Banjir Sumatra, Pemerintah Didesak Minta Maaf Abai Krisis Iklim - Tirto
Banjir Sumatra, Pemerintah Didesak Minta Maaf Abai Krisis Iklim
Salah satu ketidakseriusan pemerintah merspons krisis iklim terlihat dari minimnya alokasi anggaran mitigasi perubahan iklim.
tirto.id - Banjir dan longsor yang melanda Provinsi Aceh, Sumatra Utara dan Sumatra Barat dinilai sebagai dampak nyata atas krisis iklim. Sayangnya, pemerintah seolah masih menutup mata dan tak serius dalam merespons masalah tersebut.
Lembaga penelitian kebijakan publik The Indonesian Institute (TII) menilai, salah satu ketidakseriusan tersebut terlihat dari minimnya alokasi anggaran mitigasi perubahan iklim.
Karena itu, Manajer Riset dan Program TII Felia Primaresti mendesak pemerintah pusat untuk menunjukkan kepemimpinan moral, setidaknya dengan bersuara, menyampaikan permintaan maaf kepada publik, dan mengakui bahwa ada kegagalan dalam tata kelola lingkungan dan pencegahan bencana.
“Masyarakat terdampak tidak hanya membutuhkan bantuan logistik, tetapi juga pengakuan dan tanggung jawab negara. Pemerintah mengakui kelalaiannya, meminta maaf, dan menunjukkan komitmen bahwa langkah korektif akan segera dilakukan,” ujar Felia dalam keterangan resmi yang diterima Tirto, Jumat (28/11/2025).
Tak hanya itu, TII juga mendesak pemerintah untuk melakukan evaluasi mendalam terhadap alokasi anggaran yang berkaitan dengan adaptasi dan mitigasi perubahan iklim.
“Bencana berulang menunjukkan bahwa belanja pemerintah untuk penanganan iklim masih belum memadai dan tidak tepat sasaran. Pemerintah harus berani mengevaluasi ulang prioritas anggaran, memastikan bahwa investasi diarahkan pada perlindungan ekologis, pencegahan bencana, penguatan kapasitas daerah, serta pemulihan yang berkelanjutan,” imbuhnya.

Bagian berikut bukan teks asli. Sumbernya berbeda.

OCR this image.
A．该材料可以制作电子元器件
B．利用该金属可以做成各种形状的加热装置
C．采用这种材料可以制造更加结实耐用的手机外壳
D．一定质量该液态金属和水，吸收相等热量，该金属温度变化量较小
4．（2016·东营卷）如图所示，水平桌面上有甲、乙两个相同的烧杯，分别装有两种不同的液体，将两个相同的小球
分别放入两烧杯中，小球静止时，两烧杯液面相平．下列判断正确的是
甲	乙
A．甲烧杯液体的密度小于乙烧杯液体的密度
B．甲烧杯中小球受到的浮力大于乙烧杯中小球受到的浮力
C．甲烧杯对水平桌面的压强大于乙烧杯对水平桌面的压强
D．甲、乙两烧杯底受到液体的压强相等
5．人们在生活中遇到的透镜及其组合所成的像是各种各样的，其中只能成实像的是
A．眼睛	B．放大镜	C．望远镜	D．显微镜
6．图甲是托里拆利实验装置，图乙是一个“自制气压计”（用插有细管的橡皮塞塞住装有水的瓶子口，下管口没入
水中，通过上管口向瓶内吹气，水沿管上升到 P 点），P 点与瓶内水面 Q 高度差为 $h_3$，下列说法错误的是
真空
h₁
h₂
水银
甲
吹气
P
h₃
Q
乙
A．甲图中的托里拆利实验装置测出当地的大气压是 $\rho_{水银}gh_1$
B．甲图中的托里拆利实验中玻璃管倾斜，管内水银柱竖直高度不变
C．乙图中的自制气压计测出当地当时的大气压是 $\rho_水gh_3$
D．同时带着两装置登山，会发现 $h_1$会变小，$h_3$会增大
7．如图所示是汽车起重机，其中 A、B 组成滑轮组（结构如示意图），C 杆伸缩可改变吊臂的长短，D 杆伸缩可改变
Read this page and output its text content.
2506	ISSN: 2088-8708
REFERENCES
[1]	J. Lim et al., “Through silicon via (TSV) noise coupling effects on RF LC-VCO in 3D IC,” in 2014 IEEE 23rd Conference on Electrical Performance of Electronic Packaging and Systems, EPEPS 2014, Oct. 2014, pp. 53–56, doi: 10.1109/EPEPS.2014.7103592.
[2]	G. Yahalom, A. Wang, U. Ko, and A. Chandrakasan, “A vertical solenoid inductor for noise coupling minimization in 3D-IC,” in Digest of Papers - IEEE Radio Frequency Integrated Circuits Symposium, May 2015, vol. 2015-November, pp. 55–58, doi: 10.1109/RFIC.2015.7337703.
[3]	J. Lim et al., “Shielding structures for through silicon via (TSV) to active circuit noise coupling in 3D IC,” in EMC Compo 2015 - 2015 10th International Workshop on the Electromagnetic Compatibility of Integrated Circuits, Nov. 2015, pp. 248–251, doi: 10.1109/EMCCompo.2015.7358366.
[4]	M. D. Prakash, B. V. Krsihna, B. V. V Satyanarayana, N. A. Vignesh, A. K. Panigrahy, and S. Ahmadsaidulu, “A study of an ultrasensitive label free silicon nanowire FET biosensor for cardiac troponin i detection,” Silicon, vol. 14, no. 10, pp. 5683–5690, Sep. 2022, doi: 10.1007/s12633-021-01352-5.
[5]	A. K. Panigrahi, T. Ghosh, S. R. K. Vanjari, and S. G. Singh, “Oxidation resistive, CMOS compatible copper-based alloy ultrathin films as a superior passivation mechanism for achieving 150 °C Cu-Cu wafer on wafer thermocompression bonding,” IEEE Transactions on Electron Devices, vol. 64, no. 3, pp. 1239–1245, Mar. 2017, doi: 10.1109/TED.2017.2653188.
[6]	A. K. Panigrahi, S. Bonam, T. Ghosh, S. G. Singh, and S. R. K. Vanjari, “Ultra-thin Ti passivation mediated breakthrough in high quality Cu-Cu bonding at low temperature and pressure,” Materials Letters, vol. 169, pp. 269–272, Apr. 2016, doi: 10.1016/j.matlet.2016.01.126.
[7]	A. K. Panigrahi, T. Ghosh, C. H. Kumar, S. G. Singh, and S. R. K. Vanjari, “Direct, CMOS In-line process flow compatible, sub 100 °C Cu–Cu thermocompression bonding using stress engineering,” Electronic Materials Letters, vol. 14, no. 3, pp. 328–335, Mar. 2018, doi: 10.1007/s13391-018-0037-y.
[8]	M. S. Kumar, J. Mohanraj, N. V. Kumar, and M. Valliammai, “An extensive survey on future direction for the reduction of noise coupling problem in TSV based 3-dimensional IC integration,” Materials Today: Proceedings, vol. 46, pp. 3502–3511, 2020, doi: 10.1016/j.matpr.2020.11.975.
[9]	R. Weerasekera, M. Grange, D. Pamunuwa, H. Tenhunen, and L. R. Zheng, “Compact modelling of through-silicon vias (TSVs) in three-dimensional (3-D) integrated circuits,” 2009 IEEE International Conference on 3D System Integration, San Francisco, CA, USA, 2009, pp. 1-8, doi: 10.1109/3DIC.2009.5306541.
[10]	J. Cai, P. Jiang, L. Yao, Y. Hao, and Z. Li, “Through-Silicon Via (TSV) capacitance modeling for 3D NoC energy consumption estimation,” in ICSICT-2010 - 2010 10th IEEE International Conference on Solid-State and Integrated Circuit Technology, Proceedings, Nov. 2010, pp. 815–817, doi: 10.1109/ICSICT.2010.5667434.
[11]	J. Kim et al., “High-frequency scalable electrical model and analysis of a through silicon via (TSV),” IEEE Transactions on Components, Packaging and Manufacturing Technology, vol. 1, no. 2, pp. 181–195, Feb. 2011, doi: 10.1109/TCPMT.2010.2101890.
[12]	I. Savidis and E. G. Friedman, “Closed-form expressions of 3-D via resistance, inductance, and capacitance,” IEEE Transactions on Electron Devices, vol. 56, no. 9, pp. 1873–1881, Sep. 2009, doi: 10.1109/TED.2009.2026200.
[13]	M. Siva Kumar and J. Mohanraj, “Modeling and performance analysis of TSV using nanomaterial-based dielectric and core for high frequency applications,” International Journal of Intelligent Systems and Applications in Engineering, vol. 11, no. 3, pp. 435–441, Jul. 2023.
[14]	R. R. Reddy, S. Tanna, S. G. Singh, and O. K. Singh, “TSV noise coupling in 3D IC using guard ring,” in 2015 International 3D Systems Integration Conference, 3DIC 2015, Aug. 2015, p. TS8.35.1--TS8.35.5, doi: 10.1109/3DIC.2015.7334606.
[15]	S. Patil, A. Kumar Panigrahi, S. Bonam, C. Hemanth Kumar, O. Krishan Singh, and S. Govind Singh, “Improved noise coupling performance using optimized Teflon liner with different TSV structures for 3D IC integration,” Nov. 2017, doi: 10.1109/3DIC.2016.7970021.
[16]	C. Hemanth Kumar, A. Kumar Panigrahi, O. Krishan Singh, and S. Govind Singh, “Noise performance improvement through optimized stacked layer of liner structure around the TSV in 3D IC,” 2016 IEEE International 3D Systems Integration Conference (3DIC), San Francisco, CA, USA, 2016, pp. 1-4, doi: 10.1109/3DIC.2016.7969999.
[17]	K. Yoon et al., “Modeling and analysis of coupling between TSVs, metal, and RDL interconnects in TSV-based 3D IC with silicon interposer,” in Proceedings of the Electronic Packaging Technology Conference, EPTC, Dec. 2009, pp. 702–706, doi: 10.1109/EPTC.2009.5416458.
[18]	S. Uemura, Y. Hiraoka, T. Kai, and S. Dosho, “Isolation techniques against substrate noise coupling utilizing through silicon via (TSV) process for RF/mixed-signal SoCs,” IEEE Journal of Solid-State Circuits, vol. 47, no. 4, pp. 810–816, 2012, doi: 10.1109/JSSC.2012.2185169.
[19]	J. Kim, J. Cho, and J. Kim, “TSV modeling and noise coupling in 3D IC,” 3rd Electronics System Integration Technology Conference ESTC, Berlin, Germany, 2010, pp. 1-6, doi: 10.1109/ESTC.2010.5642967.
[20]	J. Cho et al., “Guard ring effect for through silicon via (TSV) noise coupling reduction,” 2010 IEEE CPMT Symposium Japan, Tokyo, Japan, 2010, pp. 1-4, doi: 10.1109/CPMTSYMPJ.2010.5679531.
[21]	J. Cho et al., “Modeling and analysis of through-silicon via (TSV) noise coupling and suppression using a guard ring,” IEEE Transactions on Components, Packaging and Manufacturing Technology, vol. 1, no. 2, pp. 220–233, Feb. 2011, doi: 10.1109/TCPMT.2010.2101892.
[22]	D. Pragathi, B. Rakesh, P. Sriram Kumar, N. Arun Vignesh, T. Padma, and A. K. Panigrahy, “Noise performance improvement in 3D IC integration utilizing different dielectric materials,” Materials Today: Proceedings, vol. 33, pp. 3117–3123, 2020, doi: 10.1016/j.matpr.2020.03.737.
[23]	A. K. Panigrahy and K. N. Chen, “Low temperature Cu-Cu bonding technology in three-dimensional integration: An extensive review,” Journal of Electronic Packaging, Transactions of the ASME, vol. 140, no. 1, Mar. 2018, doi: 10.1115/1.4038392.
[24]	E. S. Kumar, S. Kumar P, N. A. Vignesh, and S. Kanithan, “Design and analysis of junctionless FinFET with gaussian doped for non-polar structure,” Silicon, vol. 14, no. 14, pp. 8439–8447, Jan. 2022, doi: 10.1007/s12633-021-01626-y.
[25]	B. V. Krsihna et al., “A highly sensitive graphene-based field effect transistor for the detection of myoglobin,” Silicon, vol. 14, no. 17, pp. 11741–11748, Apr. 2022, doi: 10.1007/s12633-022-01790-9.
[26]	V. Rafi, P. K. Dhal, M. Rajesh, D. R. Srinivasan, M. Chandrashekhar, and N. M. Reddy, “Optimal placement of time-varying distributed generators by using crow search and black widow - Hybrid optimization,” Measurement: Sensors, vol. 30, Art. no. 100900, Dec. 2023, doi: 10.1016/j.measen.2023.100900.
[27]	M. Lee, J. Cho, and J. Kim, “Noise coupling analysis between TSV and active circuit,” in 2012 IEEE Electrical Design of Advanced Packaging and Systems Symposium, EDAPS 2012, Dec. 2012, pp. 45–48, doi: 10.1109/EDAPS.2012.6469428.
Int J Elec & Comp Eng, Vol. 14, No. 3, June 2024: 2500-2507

Meski demikian, Felia menambahkan bahwa persoalan anggaran tak hanya menjadi beban eksekutif. Menurutnya, DPR selaku lembaga legislatif juga memegang peran penting dalam mekanisme “check and balances” untuk memastikan bahwa kebijakan anggaran benar-benar berpihak pada mitigasi risiko iklim dan perlindungan masyarakat.
“Kita tidak bisa sepenuhnya bergantung pada eksekutif. Kontrol anggaran ada di legislatif. Di sanalah fungsi pengawasan seharusnya berjalan. Pada situasi krisis seperti ini, peran DPR dalam memastikan efektivitas penganggaran menjadi sangat krusial,” ucap Felia.
Tanpa evaluasi anggaran yang serius dan penguatan koordinasi lintas lembaga, menurutnya, Indonesia akan terus berada dalam siklus merespons setelah bencana terjadi, bukan mencegah kerusakan sejak awal. Di samping itu, hal ini juga perlu dibarengi dengan komitmen kuat memperbaiki tata kelola lingkungan, menghentikan praktik perusakan hutan, dan memperkuat kapasitas adaptasi di tingkat lokal.